FORTUNATELY FOR REPUBLICANS, there is still time to turn things around. A carefully chosen fight on judges will help. So will a well-chosen fight on the treatment of captured terrorists. So will another, better-conceived fight over the death tax, one that successfully overcomes a Democratic filibuster. So will a well-chosen fight against a liberal spending priority. So will passage of a border-protection-first immigration bill that contains a down-the-road trigger for some of the free-market, pro-legal-immigrant provisions of the Pence-Hutchison proposal.
In all cases, it is the embrace of conservative positions that will bring victory within reach.
What really makes Republican/conservative victory possible, though, are the weakness and the wackiness of their Democratic opponents. Does anybody, yet, know what Democrats actually are for, other than for making President Bush look bad? Does anybody think they won’t try to raise taxes? Does anybody think they’ll do a better job of protecting the borders or that they won’t institute an openly declared amnesty for illegal aliens?

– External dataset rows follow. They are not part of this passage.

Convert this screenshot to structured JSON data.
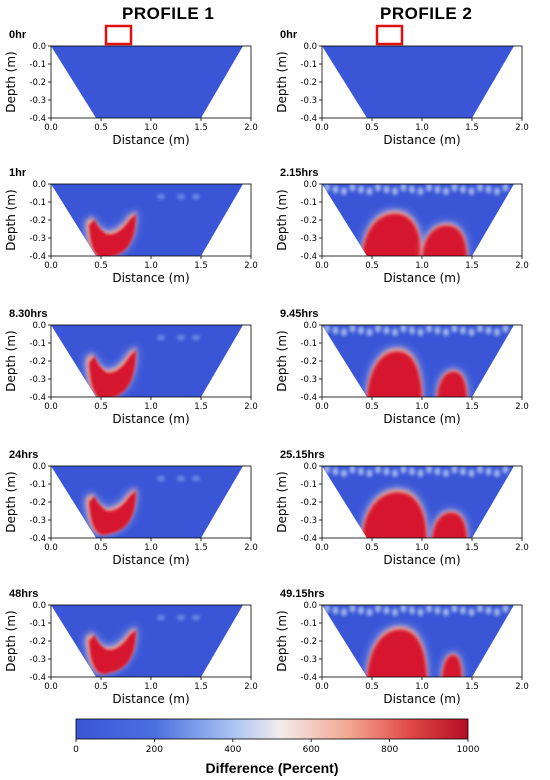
{
  "figure": {
    "columns": [
      {
        "title": "PROFILE 1"
      },
      {
        "title": "PROFILE 2"
      }
    ]
  },
  "chart_data": [
    {
      "type": "heatmap",
      "profile": "PROFILE 1",
      "time_label": "0hr",
      "xlabel": "Distance (m)",
      "ylabel": "Depth (m)",
      "xlim": [
        0.0,
        2.0
      ],
      "ylim": [
        -0.4,
        0.0
      ],
      "x_ticks": [
        "0.0",
        "0.5",
        "1.0",
        "1.5",
        "2.0"
      ],
      "y_ticks": [
        "0.0",
        "-0.1",
        "-0.2",
        "-0.3",
        "-0.4"
      ],
      "marker_box_x": [
        0.55,
        0.8
      ],
      "anomalies": []
    },
    {
      "type": "heatmap",
      "profile": "PROFILE 2",
      "time_label": "0hr",
      "xlabel": "Distance (m)",
      "ylabel": "Depth (m)",
      "xlim": [
        0.0,
        2.0
      ],
      "ylim": [
        -0.4,
        0.0
      ],
      "x_ticks": [
        "0.0",
        "0.5",
        "1.0",
        "1.5",
        "2.0"
      ],
      "y_ticks": [
        "0.0",
        "-0.1",
        "-0.2",
        "-0.3",
        "-0.4"
      ],
      "marker_box_x": [
        0.55,
        0.8
      ],
      "anomalies": []
    },
    {
      "type": "heatmap",
      "profile": "PROFILE 1",
      "time_label": "1hr",
      "xlabel": "Distance (m)",
      "ylabel": "Depth (m)",
      "xlim": [
        0.0,
        2.0
      ],
      "ylim": [
        -0.4,
        0.0
      ],
      "x_ticks": [
        "0.0",
        "0.5",
        "1.0",
        "1.5",
        "2.0"
      ],
      "y_ticks": [
        "0.0",
        "-0.1",
        "-0.2",
        "-0.3",
        "-0.4"
      ],
      "anomalies": [
        {
          "x_range": [
            0.35,
            0.85
          ],
          "depth_range": [
            -0.4,
            -0.15
          ],
          "max_percent": 1000
        }
      ]
    },
    {
      "type": "heatmap",
      "profile": "PROFILE 2",
      "time_label": "2.15hrs",
      "xlabel": "Distance (m)",
      "ylabel": "Depth (m)",
      "xlim": [
        0.0,
        2.0
      ],
      "ylim": [
        -0.4,
        0.0
      ],
      "x_ticks": [
        "0.0",
        "0.5",
        "1.0",
        "1.5",
        "2.0"
      ],
      "y_ticks": [
        "0.0",
        "-0.1",
        "-0.2",
        "-0.3",
        "-0.4"
      ],
      "anomalies": [
        {
          "x_range": [
            0.4,
            1.0
          ],
          "depth_range": [
            -0.4,
            -0.15
          ],
          "max_percent": 1000
        },
        {
          "x_range": [
            1.0,
            1.45
          ],
          "depth_range": [
            -0.4,
            -0.22
          ],
          "max_percent": 1000
        }
      ]
    },
    {
      "type": "heatmap",
      "profile": "PROFILE 1",
      "time_label": "8.30hrs",
      "xlabel": "Distance (m)",
      "ylabel": "Depth (m)",
      "xlim": [
        0.0,
        2.0
      ],
      "ylim": [
        -0.4,
        0.0
      ],
      "x_ticks": [
        "0.0",
        "0.5",
        "1.0",
        "1.5",
        "2.0"
      ],
      "y_ticks": [
        "0.0",
        "-0.1",
        "-0.2",
        "-0.3",
        "-0.4"
      ],
      "anomalies": [
        {
          "x_range": [
            0.35,
            0.85
          ],
          "depth_range": [
            -0.4,
            -0.12
          ],
          "max_percent": 1000
        }
      ]
    },
    {
      "type": "heatmap",
      "profile": "PROFILE 2",
      "time_label": "9.45hrs",
      "xlabel": "Distance (m)",
      "ylabel": "Depth (m)",
      "xlim": [
        0.0,
        2.0
      ],
      "ylim": [
        -0.4,
        0.0
      ],
      "x_ticks": [
        "0.0",
        "0.5",
        "1.0",
        "1.5",
        "2.0"
      ],
      "y_ticks": [
        "0.0",
        "-0.1",
        "-0.2",
        "-0.3",
        "-0.4"
      ],
      "anomalies": [
        {
          "x_range": [
            0.45,
            1.0
          ],
          "depth_range": [
            -0.4,
            -0.13
          ],
          "max_percent": 1000
        },
        {
          "x_range": [
            1.15,
            1.45
          ],
          "depth_range": [
            -0.4,
            -0.25
          ],
          "max_percent": 1000
        }
      ]
    },
    {
      "type": "heatmap",
      "profile": "PROFILE 1",
      "time_label": "24hrs",
      "xlabel": "Distance (m)",
      "ylabel": "Depth (m)",
      "xlim": [
        0.0,
        2.0
      ],
      "ylim": [
        -0.4,
        0.0
      ],
      "x_ticks": [
        "0.0",
        "0.5",
        "1.0",
        "1.5",
        "2.0"
      ],
      "y_ticks": [
        "0.0",
        "-0.1",
        "-0.2",
        "-0.3",
        "-0.4"
      ],
      "anomalies": [
        {
          "x_range": [
            0.35,
            0.85
          ],
          "depth_range": [
            -0.37,
            -0.12
          ],
          "max_percent": 1000
        }
      ]
    },
    {
      "type": "heatmap",
      "profile": "PROFILE 2",
      "time_label": "25.15hrs",
      "xlabel": "Distance (m)",
      "ylabel": "Depth (m)",
      "xlim": [
        0.0,
        2.0
      ],
      "ylim": [
        -0.4,
        0.0
      ],
      "x_ticks": [
        "0.0",
        "0.5",
        "1.0",
        "1.5",
        "2.0"
      ],
      "y_ticks": [
        "0.0",
        "-0.1",
        "-0.2",
        "-0.3",
        "-0.4"
      ],
      "anomalies": [
        {
          "x_range": [
            0.4,
            1.05
          ],
          "depth_range": [
            -0.4,
            -0.13
          ],
          "max_percent": 1000
        },
        {
          "x_range": [
            1.1,
            1.45
          ],
          "depth_range": [
            -0.4,
            -0.25
          ],
          "max_percent": 1000
        }
      ]
    },
    {
      "type": "heatmap",
      "profile": "PROFILE 1",
      "time_label": "48hrs",
      "xlabel": "Distance (m)",
      "ylabel": "Depth (m)",
      "xlim": [
        0.0,
        2.0
      ],
      "ylim": [
        -0.4,
        0.0
      ],
      "x_ticks": [
        "0.0",
        "0.5",
        "1.0",
        "1.5",
        "2.0"
      ],
      "y_ticks": [
        "0.0",
        "-0.1",
        "-0.2",
        "-0.3",
        "-0.4"
      ],
      "anomalies": [
        {
          "x_range": [
            0.35,
            0.85
          ],
          "depth_range": [
            -0.37,
            -0.12
          ],
          "max_percent": 1000
        }
      ]
    },
    {
      "type": "heatmap",
      "profile": "PROFILE 2",
      "time_label": "49.15hrs",
      "xlabel": "Distance (m)",
      "ylabel": "Depth (m)",
      "xlim": [
        0.0,
        2.0
      ],
      "ylim": [
        -0.4,
        0.0
      ],
      "x_ticks": [
        "0.0",
        "0.5",
        "1.0",
        "1.5",
        "2.0"
      ],
      "y_ticks": [
        "0.0",
        "-0.1",
        "-0.2",
        "-0.3",
        "-0.4"
      ],
      "anomalies": [
        {
          "x_range": [
            0.45,
            1.05
          ],
          "depth_range": [
            -0.4,
            -0.12
          ],
          "max_percent": 1000
        },
        {
          "x_range": [
            1.2,
            1.4
          ],
          "depth_range": [
            -0.4,
            -0.27
          ],
          "max_percent": 1000
        }
      ]
    }
  ],
  "colorbar": {
    "label": "Difference (Percent)",
    "ticks": [
      "0",
      "200",
      "400",
      "600",
      "800",
      "1000"
    ],
    "range": [
      0,
      1000
    ],
    "colors": [
      "#3a56d6",
      "#4a6fe0",
      "#aac4f2",
      "#f4e6e6",
      "#f2a090",
      "#c8102e"
    ]
  },
  "colors": {
    "background_fill": "#3a56d6",
    "high": "#d6162e",
    "marker_box": "#e01010"
  }
}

And does anybody doubt that a Democratic congressional majority would try to gin up impeachment charges against the president? That’s the last thing, of course, that a majority of the American public wants to see.
Most of all, Americans can easily see from Joe Lieberman’s primary loss on Tuesday that the defeatist Left and the Howard Dean screamers control the Democratic Party.
But conservatives must not misunderstand why the Lamont brigades make Democrats look bad. It’s not because the Lamont brigades are against the war: So, too, are the majority of Americans now, because the Rumsfeld Pentagon seems to have made such a mess of it. Instead of opposition to the war, per se, being anathema, what’s anathema to most Americans is the idea of losing the war.
As in the proverbial saying, the American public doesn’t want merely to see its soldiers go home — although it strongly does want their tour of duty to end — but it wants to see them “declare victory and go home.” The declaration, though, must be believable. In this light, an anti-war Democrat who nevertheless outlines a credible plan for victory would be the strongest candidate of all.
The reason the message of the Lamont victory makes Democrats vulnerable is not that opposition to the war is a political weakness, but that opposition to victory is a political weakness. There is not yet a nationally prominent Democrat who seems to care two figs about actually winning the war. Until and unless there is, Republicans still have a chance to limp across the electoral finish line with their majority intact. It will be conservatives, though, on whose shoulders those limping Republicans will be leaning.